For a global brand like this one, the play isn’t straight customer acquisition—it’s bigger than that. L’Oréal is building a media presence in a space that is guaranteed to bring readers, and the audience is likely to grow because the topic is so popular. The strategy has been so successful, the company has even launched offshoots like Hairstyle.com.
3. What’s your budget, available resources, and willingness to “go deep”?
This one relates back to the “extensive time and resources” point. A microsite can sink just as easily as it can rise (actually, the former is more likely) and there’s no point in playing a game you can’t win because you run out of resources halfway through.
Going back to the L’Oréal example, let’s break it down a bit. Before they ever hit “Publish” on a single piece of content, first the team had to take care of the basics, like purchasing the Makeup.com domain, designing an entirely new content site, and building it. Then they had to hire a staff to create all this content, manage it, amplify it—the list goes on. Then they had to attract big-name partners to promote it, like YouTube beauty celebs Michelle Phan (whose personal line is manufactured by the brand) and Eva Gutowski. All of this takes serious budget, time, and commitment.

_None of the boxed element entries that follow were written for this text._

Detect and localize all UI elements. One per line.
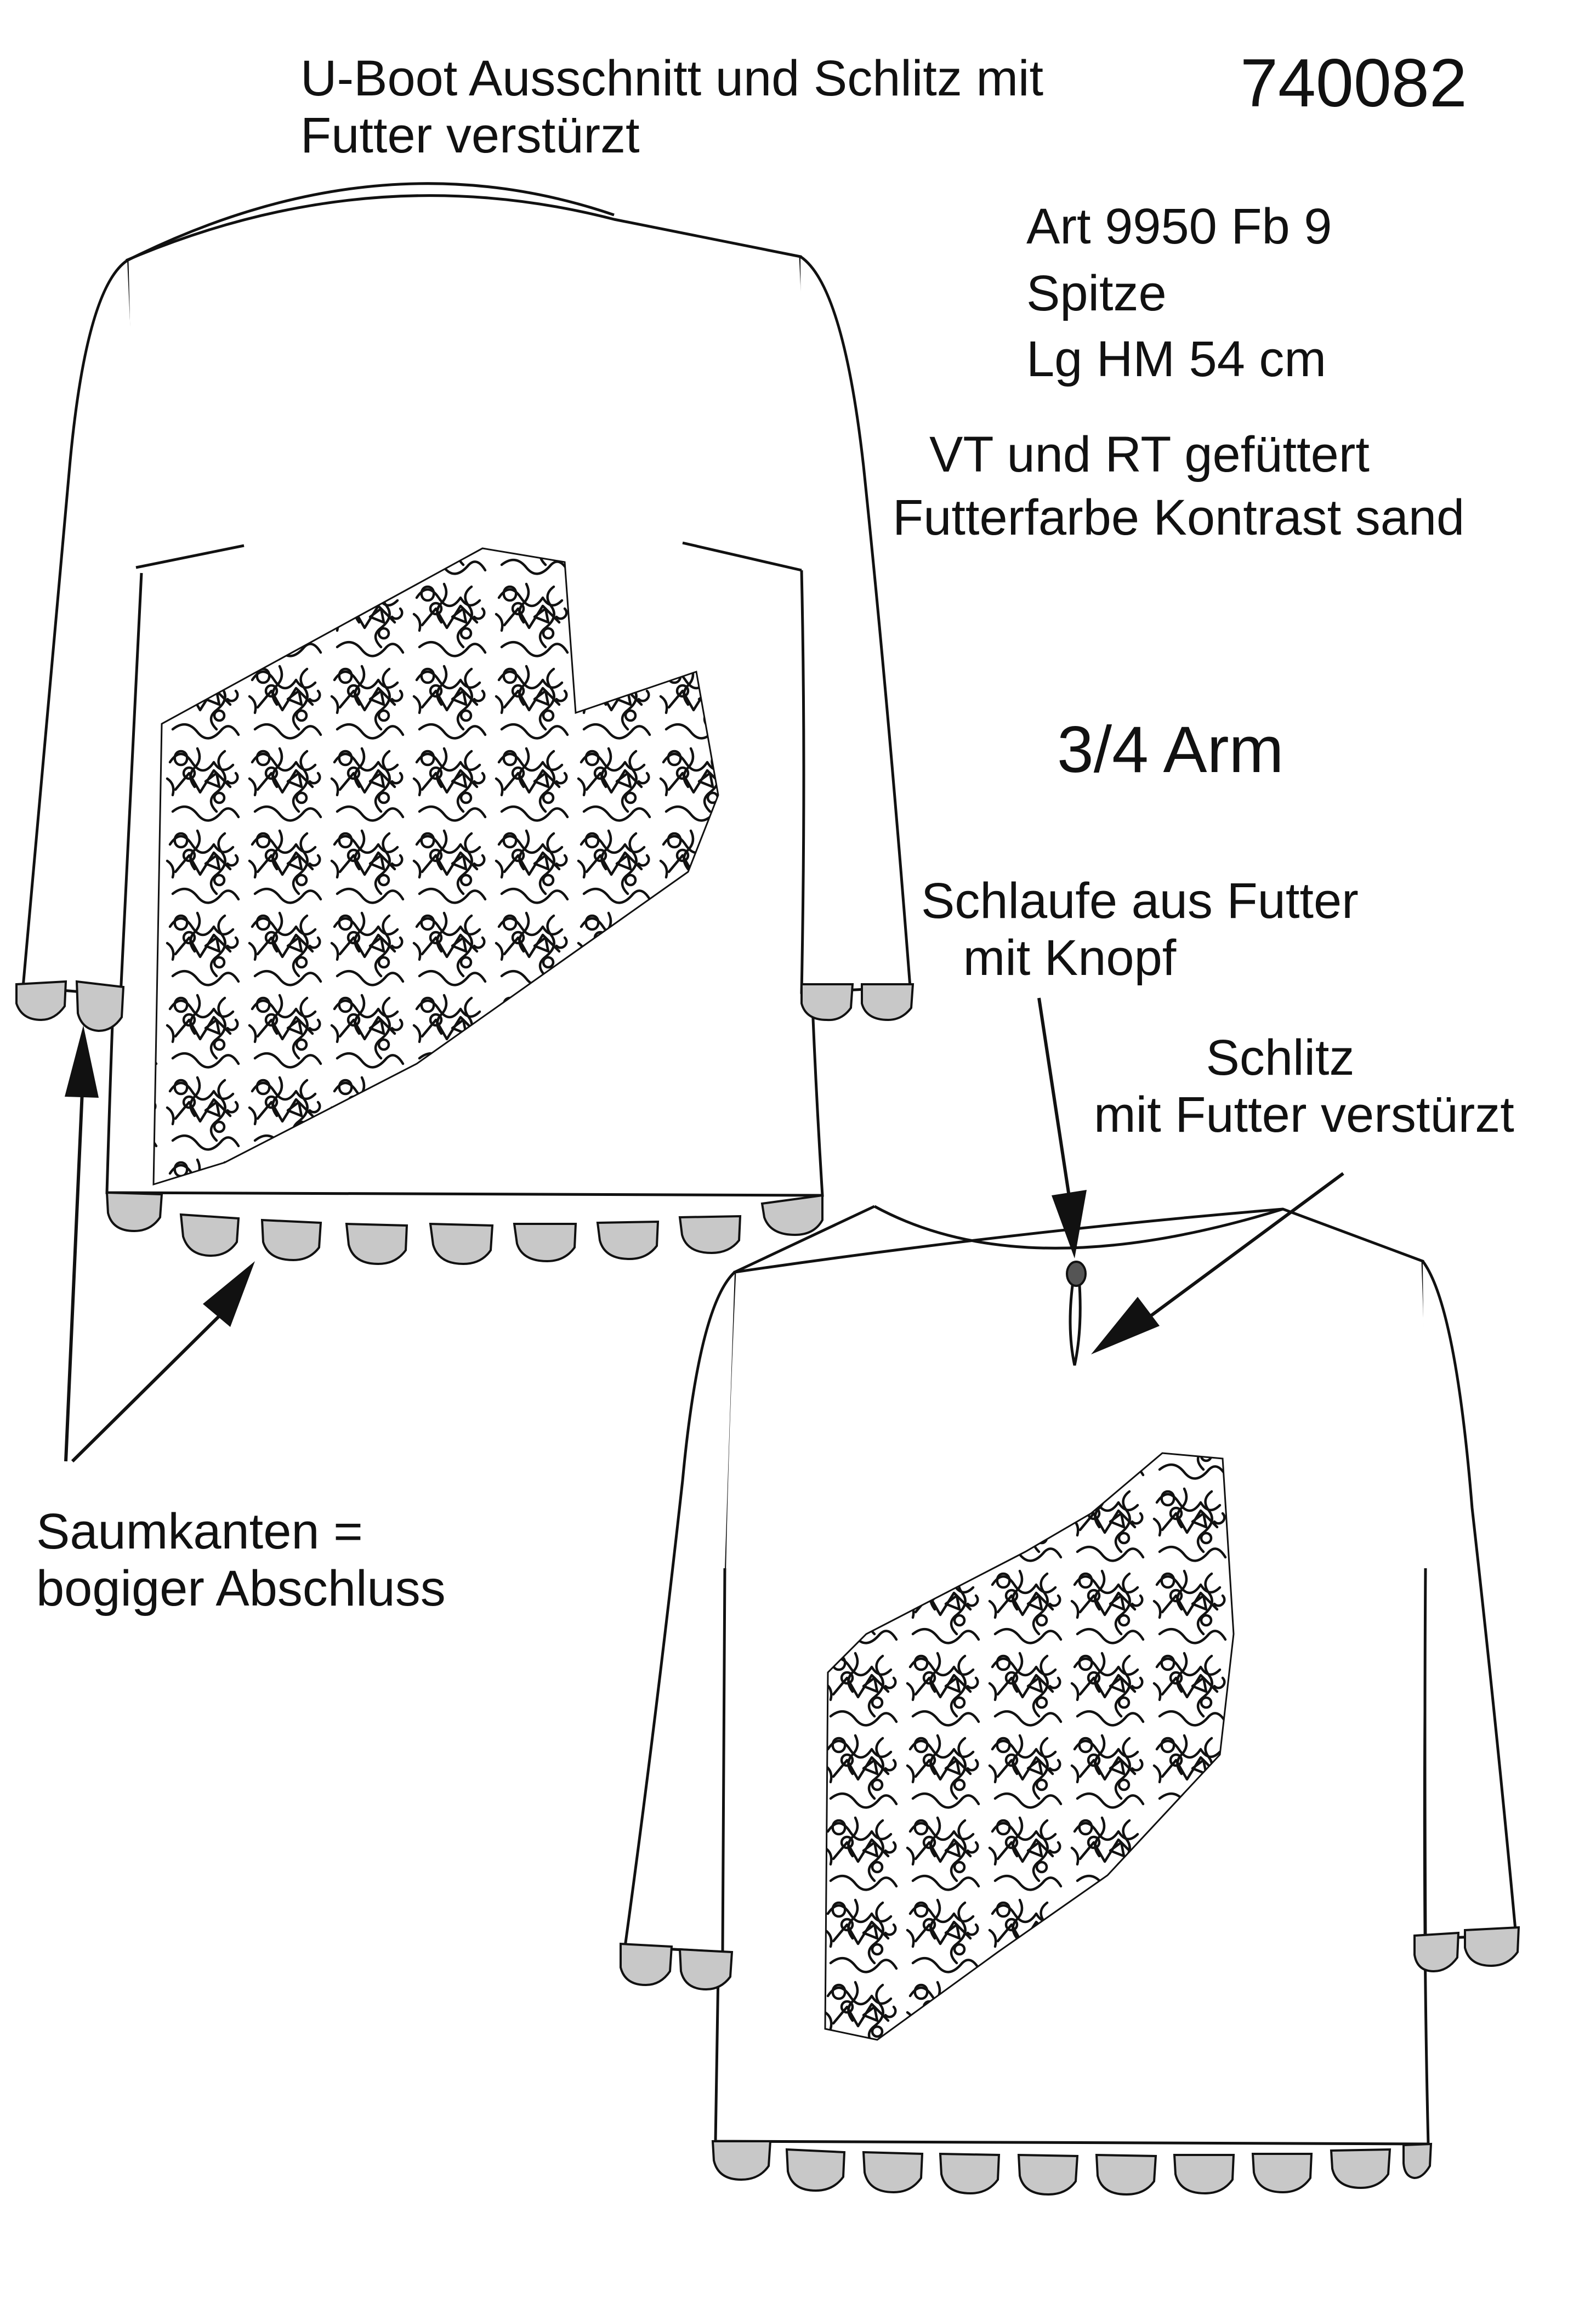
back-left-sleeve — [623, 1271, 736, 1954]
back-hem-scallops — [711, 2140, 1433, 2196]
arrow-icon — [64, 997, 1344, 1463]
lining-color: Futterfarbe Kontrast sand — [893, 490, 1465, 546]
hem-callout: Saumkanten = bogiger Abschluss — [36, 1504, 446, 1616]
fabric-article: Art 9950 Fb 9 — [1026, 198, 1332, 254]
front-right-sleeve — [799, 255, 912, 994]
front-right-sleeve-scallops — [800, 983, 915, 1022]
button-icon — [1066, 1261, 1087, 1287]
front-left-sleeve-scallops — [15, 980, 125, 1033]
front-hem-scallops — [105, 1191, 823, 1266]
front-left-sleeve — [21, 259, 143, 997]
lining-note: VT und RT gefüttert — [929, 427, 1370, 483]
back-left-sleeve-scallops — [620, 1942, 734, 1991]
back-slit — [1069, 1277, 1082, 1366]
back-right-sleeve — [1421, 1260, 1518, 1940]
back-right-sleeve-scallops — [1413, 1926, 1520, 1973]
front-view — [15, 182, 915, 1266]
slit-callout: Schlitz mit Futter verstürzt — [1094, 1030, 1514, 1143]
back-view — [620, 1205, 1520, 2196]
article-number: 740082 — [1240, 46, 1467, 121]
neckline-note: U-Boot Ausschnitt und Schlitz mit Futter… — [300, 50, 1044, 163]
loop-callout: Schlaufe aus Futter mit Knopf — [921, 873, 1359, 986]
front-lace-motif — [152, 547, 719, 1186]
front-neckline — [126, 182, 615, 262]
fabric-length: Lg HM 54 cm — [1026, 331, 1327, 387]
back-lace-motif — [824, 1452, 1235, 2041]
fabric-material: Spitze — [1026, 265, 1167, 321]
sleeve-length: 3/4 Arm — [1057, 713, 1284, 786]
back-neckline — [873, 1205, 1283, 1250]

And the spend doesn’t end there. A site like Makeup.com is consistently adding new features and updating both its tech and editorial strategy—in the Internet era you have to. A site that looked great a year ago will look positively arcane in 2015. No one ever said the digital age wasn’t fickle.
Let’s draw some conclusions
Given all the cost and effort of launching, running, and maintaining microsites, it’s safe to say that they generally make sense in two scenarios:
1. You’re a huge brand that focuses on products or services with proven consumer appeal (i.e., a lot of people love to read about them on the Internet).
2. You’re a smaller brand with a clearly defined niche audience that also has a clear appetite for regular content on this topic (and you have a lot of budget to throw around).
Even if you fall into one of the above categories, that doesn’t mean a microsite is the absolute way to go. Coca-Cola does amazing things with a branded vertical. As does Amex. A good strategist can walk you through the best plan for your brand—after all, every brand and situation is unique. But leaping into the microsite fray without a strategy is a bit like tossing money out a car window and hoping it lands in a bank vault.
(Full Disclosure: American Express and Coca-Cola are Contently clients.)